At their facility in August 2012, three unarmed Australian soldiers were slain by Afghan National Army sergeant Hekmatullah. Roberts-Smith took part in a raid to find Hekmatullah in the village of Darwan in September. He is accused of kicking Ali Jan, an Afghan villager who was shackled and unarmed, off a tiny cliff while still in the village. The individual was shot dead after allegedly being dragged under a tree by two additional soldiers on his orders.

The Age, the Sydney Morning Herald, and The Canberra Times had claimed that Roberts-Smith had allegedly also forced a young soldier to execute an Afghan prisoner as part of an initiation ritual in October 2012. Newspapers were forced to retract this statement after the soldier who was said to have pulled the trigger declined to testify for fear of self-incrimination.

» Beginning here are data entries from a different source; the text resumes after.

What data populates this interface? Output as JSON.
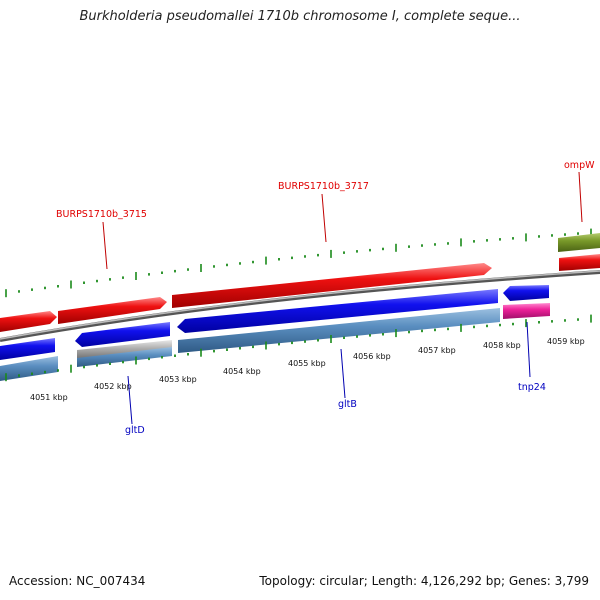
{
  "header": {
    "title": "Burkholderia pseudomallei 1710b chromosome I, complete seque..."
  },
  "footer": {
    "accession": "Accession: NC_007434",
    "topology": "Topology: circular; Length: 4,126,292 bp; Genes: 3,799"
  },
  "scale": {
    "ticks": [
      "4051 kbp",
      "4052 kbp",
      "4053 kbp",
      "4054 kbp",
      "4055 kbp",
      "4056 kbp",
      "4057 kbp",
      "4058 kbp",
      "4059 kbp"
    ]
  },
  "genes": {
    "upper": [
      "BURPS1710b_3715",
      "BURPS1710b_3717",
      "ompW"
    ],
    "lower": [
      "gltD",
      "gltB",
      "tnp24"
    ]
  },
  "colors": {
    "forward_cds": "#ee1111",
    "reverse_cds": "#1111ee",
    "reverse_gene": "#5a8ec0",
    "pseudo": "#b0b0b0",
    "pink_cds": "#ee2299",
    "olive_gene": "#7a9a2a",
    "backbone": "#888888",
    "tick": "#1a8a1a"
  }
}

In Khas Oruzgan that same month, Roberts-Smith is accused of ordering an Afghan soldier to shoot a prisoner or ordering one of his subordinates to do it through the use of an interpreter. Additionally, he is suspected of having personally shot a young Afghan prisoner, boasting to a fellow soldier that it was “the most beautiful thing I’ve ever seen.” But the judge concluded that this accusation was unfounded.

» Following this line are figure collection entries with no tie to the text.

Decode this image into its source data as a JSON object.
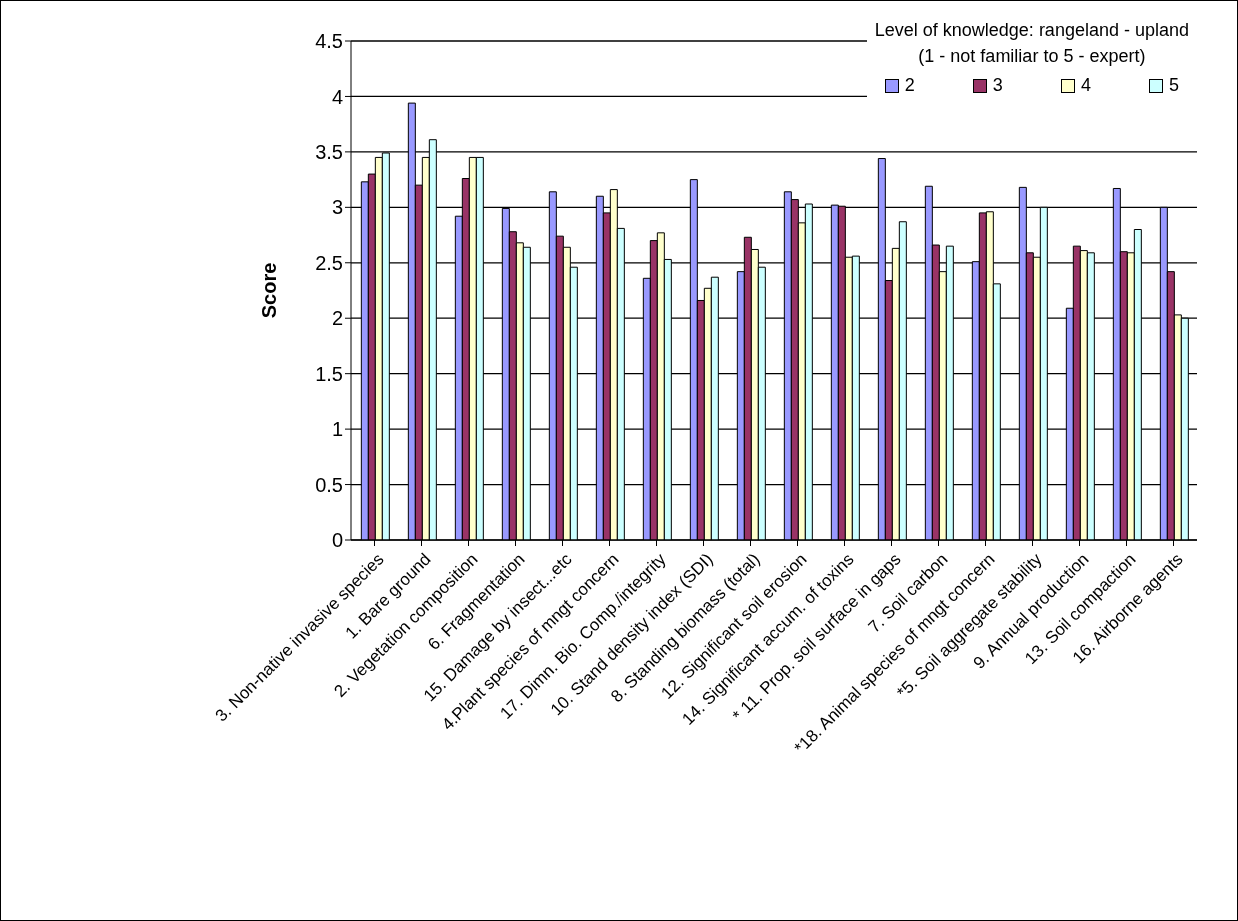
{
  "chart_data": {
    "type": "bar",
    "ylabel": "Score",
    "legend_title": "Level of knowledge: rangeland - upland\n(1 - not familiar to 5 - expert)",
    "categories": [
      "3. Non-native invasive species",
      "1. Bare ground",
      "2. Vegetation composition",
      "6. Fragmentation",
      "15. Damage by insect...etc",
      "4.Plant species of mngt concern",
      "17. Dimn. Bio. Comp./integrity",
      "10. Stand density index (SDI)",
      "8. Standing biomass (total)",
      "12. Significant soil erosion",
      "14. Significant accum. of toxins",
      "* 11. Prop. soil surface in gaps",
      "7. Soil carbon",
      "*18. Animal species of mngt concern",
      "*5. Soil aggregate stability",
      "9. Annual production",
      "13. Soil compaction",
      "16. Airborne agents"
    ],
    "series": [
      {
        "name": "2",
        "color": "#9999ff",
        "values": [
          3.23,
          3.94,
          2.92,
          2.99,
          3.14,
          3.1,
          2.36,
          3.25,
          2.42,
          3.14,
          3.02,
          3.44,
          3.19,
          2.51,
          3.18,
          2.09,
          3.17,
          3.0
        ]
      },
      {
        "name": "3",
        "color": "#993366",
        "values": [
          3.3,
          3.2,
          3.26,
          2.78,
          2.74,
          2.95,
          2.7,
          2.16,
          2.73,
          3.07,
          3.01,
          2.34,
          2.66,
          2.95,
          2.59,
          2.65,
          2.6,
          2.42
        ]
      },
      {
        "name": "4",
        "color": "#ffffcc",
        "values": [
          3.45,
          3.45,
          3.45,
          2.68,
          2.64,
          3.16,
          2.77,
          2.27,
          2.62,
          2.86,
          2.55,
          2.63,
          2.42,
          2.96,
          2.55,
          2.61,
          2.59,
          2.03
        ]
      },
      {
        "name": "5",
        "color": "#ccffff",
        "values": [
          3.49,
          3.61,
          3.45,
          2.64,
          2.46,
          2.81,
          2.53,
          2.37,
          2.46,
          3.03,
          2.56,
          2.87,
          2.65,
          2.31,
          3.0,
          2.59,
          2.8,
          2.0
        ]
      }
    ],
    "ylim": [
      0,
      4.5
    ],
    "yticks": [
      0,
      0.5,
      1,
      1.5,
      2,
      2.5,
      3,
      3.5,
      4,
      4.5
    ],
    "grid": "y",
    "legend": "top right"
  }
}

Ben Roberts-Smith had a superb public reputation before to 2018, when the first headlines regarding his transgressions in Afghanistan surfaced. He was this generation’s most well-known and distinguished soldier in Australia.

Roberts-Smith received the Medal for Gallantry in 2006 for his actions while serving as an Afghan patrol scout and sniper.

He was awarded the Victoria Cross in 2011 for his bravery in a helicopter attack into Tizak, Kandahar province, in 2010. This is Australia’s highest military honour. With little regard for his own safety, Roberts-Smith killed three militants while under constant heavy machine gun fire.

In addition, as part of the 2014 Australia Day Honours, he received the Commendation for Distinguished Service. The Australian Father’s Day Council named Roberts-Smith the 2013 Father of the Year in recognition of his love and commitment to his family.

Questions concerning his military medals have been raised in the wake of the scathing court decision. According to Ben Saul, a professor of international law at the University of Sydney, Roberts-Smith should have his Victoria Cross medal taken away and the War Memorial should also remove its special display honouring him, subject to an appeal. Since 1908, no one has had their Victoria Cross taken away.

The historic ruling in the Roberts-Smith case follows a much bigger, and over time expanding, discussion about war crimes committed by Australian forces in Afghanistan.

After a four-year investigation, the Brereton Report was published in 2020 by the country’s military chief, Angus Campbell. It contained credible evidence of serious unlawful acts committed by Australian Defence Force personnel at various points between 2009 and 2013, including the alleged murder of 39 people in Afghanistan in violation of international law.

The devastating study suggested that Campbell bring 36 occurrences involving a total of 19 publicly unnamed people to the Australian Federal Police for criminal investigation. The excesses were attributed to a culture “focused on prestige, status, and power.”

The defamation verdict against Roberts-Smith, according to Australia Defence Association executive director Neil James, will “help clear the air in the public debate” regarding war crimes in Afghanistan.

Many people have been propagating the myth that since no one has been found guilty, we cannot determine whether war crimes have taken place, according to James.

It may take the downfall of Australia’s most decorated soldier before the nation can honestly address its history of war crimes and take steps to prevent similar excesses in the future.

Defence spokesperson Andrew Hastie told The Age, “This is terrible for our country, terrible for the SAS, and terrible for our national security.” Nobody wants to see this, but unless we address it, we can’t advance, said Hastie.